Cela n'est pas sans écho à ma propre existence, car dans les années 80 j'ai rencontré un garçon, qui devait être juste un peu plus vieux que moi, et qui faisait partie de l'un de ces groupes Gurdjieff qu'évoque Modiano. Christian B. lisait à l'époque Fragments d'un enseignement inconnu, de Piotr Ouspensky, récit de huit années de travail auprès de Gurdjieff, une des entrées les plus connues dans la pensée du maître, simplement désigné par G. tout au long du livre. A vrai dire, je ne sais pas s'il avait déjà rejoint le groupe au moment de notre rencontre, mais en tout cas, il n'avait pas tardé à le faire car je l'ai retrouvé de loin en loin (il habitait ordinairement en région parisienne) et il me donnait quelques aperçus de son expérience. Et encore ce mot "aperçus" est-il un peu trompeur car je n'ai aucun souvenir détaillé d'une conversation quelconque, je sais juste qu'il était question de Gurdjieff. Bien sûr, l'homme étant mort en octobre 1949, les groupes en question étaient animés par des disciples, en l'occurrence le sien devait être dirigé par une certaine Hélène Fleury, elle-même continuatrice de Madame de Salzmann. Jeanne Matignon de Salzmann, née Jeanne Allemand à Reims en 1889, qui a droit à une bien courte notice dans Wikipedia, mais heureusement j'ai sous la main la biographie de Gurdjieff par James Moore (Seuil, 1999), qui n'est pas avare de détails biographiques sur celle qui avait épousé Alexandre de Salzmann en 1911, alors qu'elle étudiait la danse à l'Institut de gymnastique rythmique d'Emile-Jacques Dalcroze, à Hellerau. Alexandre, peintre, décorateur d'origine balte, rencontra Gurdjieff à Pâques de l'année 1919, à Tbilissi en Géorgie, alors que le pays était une république social-démocrate dirigée par les mencheviks. Il serait trop long de développer l'histoire des relations du couple avec le fameux gourou, allons directement au terminus :

"Au moment de sa mort, le 25 mai 1990, Jeanne de Salzmann, âgée de cent un ans, avait créé, ainsi que Gurdjieff le lui avait demandé, un véritable noyau et consolidé (d'ordinaire sous le nom de Fondations ou de Sociétés Gurdjieff) plusieurs centres d'études importants à Londres, à Paris, à New York, en Californie, à Caracas, à Sydney et ailleurs. [...] La grande majorité des élèves survivants de Gurdjieff ont du reste reconnu - la chose est éloquente - la prééminence de Jeanne de Salzmann, et ont poursuivi leurs recherches dans ce cadre précis."

James Moore, Gurdjieff, Seuil, 1999, p. 415-416.

"Et soudain, j'ai eu la certitude que le nom "Madame Hubersen" était lié à celui de Madeleine Péraud.
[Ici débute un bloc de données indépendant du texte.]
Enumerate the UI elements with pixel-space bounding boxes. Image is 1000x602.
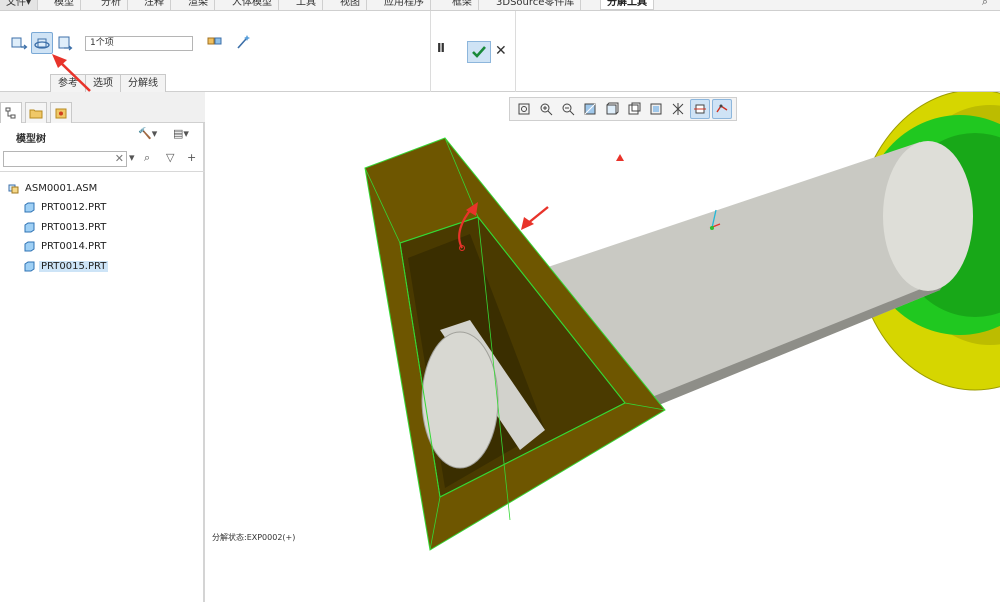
model-tree-header: 模型树 🔨▾ ▤▾ (0, 123, 205, 145)
part-icon (24, 202, 35, 212)
menu-tools[interactable]: 工具 (290, 0, 323, 10)
reference-collector-field[interactable]: 1个项 (85, 36, 193, 51)
part-icon (24, 261, 35, 271)
menu-analysis[interactable]: 分析 (95, 0, 128, 10)
folder-icon (29, 109, 43, 119)
show-menu-icon[interactable]: ▤▾ (173, 127, 189, 140)
tree-label: PRT0012.PRT (41, 201, 107, 213)
dashboard-ribbon: 1个项 参考 选项 分解线 II ✕ (0, 11, 1000, 92)
tab-model-tree[interactable] (0, 102, 22, 123)
magic-wand-icon (237, 35, 250, 49)
part-icon (24, 222, 35, 232)
view-toolbar (509, 97, 737, 121)
zoom-in-icon[interactable] (536, 99, 556, 119)
tab-explode-tool[interactable]: 分解工具 (600, 0, 654, 10)
part-icon (24, 241, 35, 251)
graphics-viewport[interactable] (207, 92, 1000, 602)
view-manager-icon[interactable] (646, 99, 666, 119)
menu-manikin[interactable]: 人体模型 (226, 0, 279, 10)
shaft-end-face (883, 141, 973, 291)
tree-item-part[interactable]: PRT0013.PRT (24, 219, 108, 235)
shaft-cross-section (421, 331, 499, 469)
tree-label: PRT0014.PRT (41, 240, 107, 252)
model-tree-search-input[interactable]: ✕ (3, 151, 127, 167)
display-style-icon[interactable] (602, 99, 622, 119)
annotation-display-icon[interactable] (712, 99, 732, 119)
zoom-out-icon[interactable] (558, 99, 578, 119)
ribbon-divider (430, 11, 431, 92)
app-window: 文件▾ 模型 分析 注释 渲染 人体模型 工具 视图 应用程序 框架 3DSou… (0, 0, 1000, 602)
menu-file[interactable]: 文件▾ (0, 0, 39, 10)
repaint-icon[interactable] (580, 99, 600, 119)
menu-framework[interactable]: 框架 (446, 0, 479, 10)
menu-view[interactable]: 视图 (334, 0, 367, 10)
cancel-button[interactable]: ✕ (495, 43, 507, 59)
filter-icon[interactable]: ▽ (166, 151, 174, 164)
menu-bar: 文件▾ 模型 分析 注释 渲染 人体模型 工具 视图 应用程序 框架 3DSou… (0, 0, 1000, 11)
refit-icon[interactable] (514, 99, 534, 119)
settings-icon[interactable]: 🔨▾ (138, 127, 157, 140)
favorites-icon (55, 108, 67, 119)
tree-label: PRT0015.PRT (39, 260, 109, 272)
checkmark-icon (472, 46, 486, 58)
pause-button[interactable]: II (437, 41, 445, 55)
find-icon[interactable]: ⌕ (144, 151, 150, 165)
tree-label: PRT0013.PRT (41, 221, 107, 233)
help-icon[interactable]: ⌕ (982, 0, 988, 9)
menu-annotate[interactable]: 注释 (138, 0, 171, 10)
model-tree-icon (5, 107, 16, 119)
datum-triangle-marker (616, 154, 624, 161)
search-dropdown-icon[interactable]: ▾ (129, 151, 135, 164)
saved-orientations-icon[interactable] (624, 99, 644, 119)
ok-button[interactable] (467, 41, 491, 63)
toggle-explode-status-button[interactable] (204, 31, 226, 53)
navigator-tabs (0, 92, 205, 123)
tab-folder-browser[interactable] (25, 102, 47, 123)
tab-favorites[interactable] (50, 102, 72, 123)
datum-display-icon[interactable] (668, 99, 688, 119)
explode-translate-button[interactable] (8, 32, 30, 54)
explode-state-label: 分解状态:EXP0002(+) (212, 533, 296, 542)
subtab-explode-lines[interactable]: 分解线 (120, 74, 166, 92)
model-tree-panel: 模型树 🔨▾ ▤▾ ✕ ▾ ⌕ ▽ + ASM0001.ASM PRT0012.… (0, 92, 205, 602)
menu-render[interactable]: 渲染 (182, 0, 215, 10)
tree-label: ASM0001.ASM (25, 182, 98, 194)
spin-center-icon[interactable] (690, 99, 710, 119)
tree-item-part[interactable]: PRT0012.PRT (24, 199, 108, 215)
panel-divider (0, 171, 205, 172)
menu-applications[interactable]: 应用程序 (378, 0, 431, 10)
tree-root-assembly[interactable]: ASM0001.ASM (8, 180, 99, 196)
menu-model[interactable]: 模型 (48, 0, 81, 10)
triad-origin (710, 226, 714, 230)
ribbon-divider (515, 11, 516, 92)
create-offset-line-button[interactable] (232, 31, 254, 53)
model-tree-title: 模型树 (16, 134, 46, 145)
tree-item-part-selected[interactable]: PRT0015.PRT (24, 258, 109, 274)
menu-3dsource[interactable]: 3DSource零件库 (490, 0, 582, 10)
tree-item-part[interactable]: PRT0014.PRT (24, 238, 108, 254)
annotation-arrow-ribbon (52, 54, 91, 92)
explode-status-icon (207, 37, 222, 45)
translate-icon (11, 37, 28, 50)
assembly-icon (8, 184, 19, 193)
add-column-icon[interactable]: + (187, 151, 196, 164)
clear-search-icon[interactable]: ✕ (115, 152, 124, 165)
En effet, elle nous avait emmenés, Geneviève Dalame et moi, à plusieurs reprises, chez cette Madame Hubersen, qui habitait un appartement dans une des grandes avenues des quartiers de l'ouest - une avenue dont j'hésite à écrire le nom aujourd'hui, comme si un détail trop précis pouvait encore me nuire, près de cinquante ans plus tard, et provoquer ce qu'on appelle un "supplément d'enquête", concernant une "affaire" où j'aurais été impliqué."